Короче, не получилось у меня никакое интервью. Хотя и сняли мои разглагольствования, даже два раза. Слава богу, вроде не показали. Нет, я не отрекаюсь ни от одного своего слова: меня мучает и нудит что-то в душе недовысказанное, недосформулированное, не нашедшее еще ясности и четкости в слове, в определении.
Провалилась «реакция», победила «революция», Россия ликует под новым (старым) трехцветным флагом, ликуют демократы, опечатано здание ЦК КПСС, Б.Н. Ельцину открыли счет золотым геройским звездам на его груди (слава Богу, хватило сознания отказаться). Все вроде бы прекрасно! А мне почему-то грустно… Так что же я? За «хунту», что ли? За «реакцию». Во всяком случае, не за методы, не за танки. В мирное время свои, русские, советские танки на улицах столицы России, Советского Союза пока еще… Не за танки, которые могли подавить моих детей, и не фигурально, а, как выяснилось, буквально.
Так что ж это за грусть во мне такая непонятная во дни всенародного торжества и ликования? Интересная грусть… Мне самому интересная, поэтому и беру интервью у самого себя, один на один, так сказать, без свидетелей, по душам, не для прессы…
Я счастлив, что мой сын оказался человеком, не усидел в Бибирево, а явился с пустыми руками защищать свободу от танков, которые уже показали себя не игрушкой, а вполне реальной, вполне ощутимой угрозой, для кого-то уже и приведенной в исполнение. Я повторяю, я счастлив за сына и — тем не менее, первой реакцией на сообщение о его дежурстве (днем перед трагедией и в последние сутки перед «победой» и митингом, на котором он не был, отдежурил, дело сделал и ушел спать, без митингования и ликования, что мне тоже понравилось) — тем не менее, первой моей реакцией на это была кривая улыбка и снисходительно-сожалеющее: «Дурак…»
Я рад и горд за товарища по цеху (а стало быть, и за цех, за гильдию, к которой принадлежу), я видел интервью с Виталием Соломиным в рядах защитников Белого дома. Не все и не всегда приводило меня в восторг в этом человеке, но тут: достоинство, позиция, гражданственность, смелость, скромность, честь, ум, искренность! И самому впору было завистью изойти: почему сам там не оказался? Черт с ним, без интервью, без выхода на большой телеэкран, но там, рядом, в деле, и опасном, и нужном, прямом мужском деле?..
Нет, не позавидовал.
Раньше извелся бы: почему я так не смог? Ведь это так просто! И достойно! И уважать самого себя можно!
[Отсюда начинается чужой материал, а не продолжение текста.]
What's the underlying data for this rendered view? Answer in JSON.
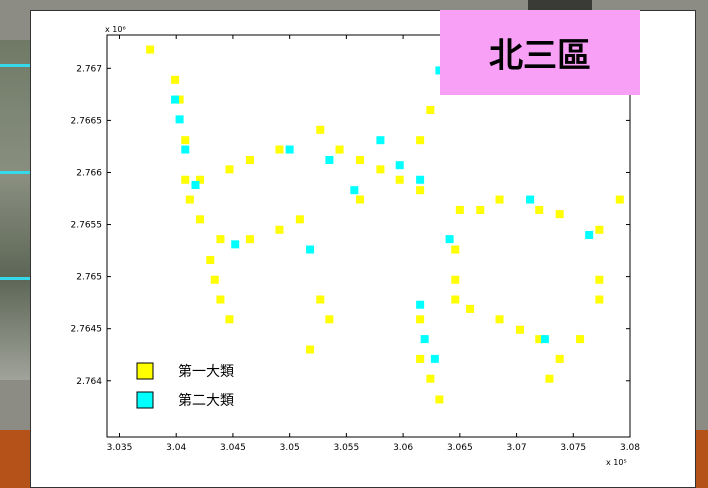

Нет. Не позавидовал. Не извелся…
А ведь я тоже мог. Мог быть и дежурить. Не перед Белым домом, так перед Мариинским дворцом в Ленинграде. Куда, кстати, режиссер наш В.И. Тихомиров и ходил. И меня взял бы, если б я изъявил желание… А я не изъявил. Не пошел. И не жалею. И не казнюсь.
Незачем мне было туда ходить. Не для чего.
Да нет… Вроде бы нет… Незачем, не для ради чего было… Не счастлив я победой нашей демократии. И очень боюсь, чтобы сегодняшняя «победа демократии» не оказалась — как обычно на Руси. — победой не свободы, а глупости. Да не дай бог, еще и подлости. А у них — и у глупости, и у подлости — и опыта, и достижений в нашей прекрасной стране предостаточно. Гораздо больше, чем нам порой в неведении и благодушии представляется. Нет, если кто-то тут же с ходу решит, что раз я не за демократию, так, стало быть, за «хунту»… Как вот тут убедить и доказать?..
Около 70 лет нам казалась неубедительной позиция Максимилиана Волошина в революции и Гражданской войне:
«Молюсь»! За тех и за других. Вот такая вот долгое время непонятная нам позиция. А сегодня я ее как-то очень понимаю. Хотя сам атеист. И вроде бы не молюсь. Вообще — не молюсь. А за тех и за других — молюсь!
Я не за методы, не за танки (свои танки и в своей же столице!), не за подлог, не за обман, но меня угнетает абсолютная и непоколебимая убежденность победителей — демократов, что раз методы (ГКЧП) были преступными и противозаконными — то, стало быть, преступными были и замыслы.[12]
А я вот, старый дурак, ничего преступного в объявленной программе ГКЧП не увидел. Окромя некоторых неразумностей. Более того, в этой программе очень много того, что мне кажется сегодня насущнейшим, необходимым стране и народу.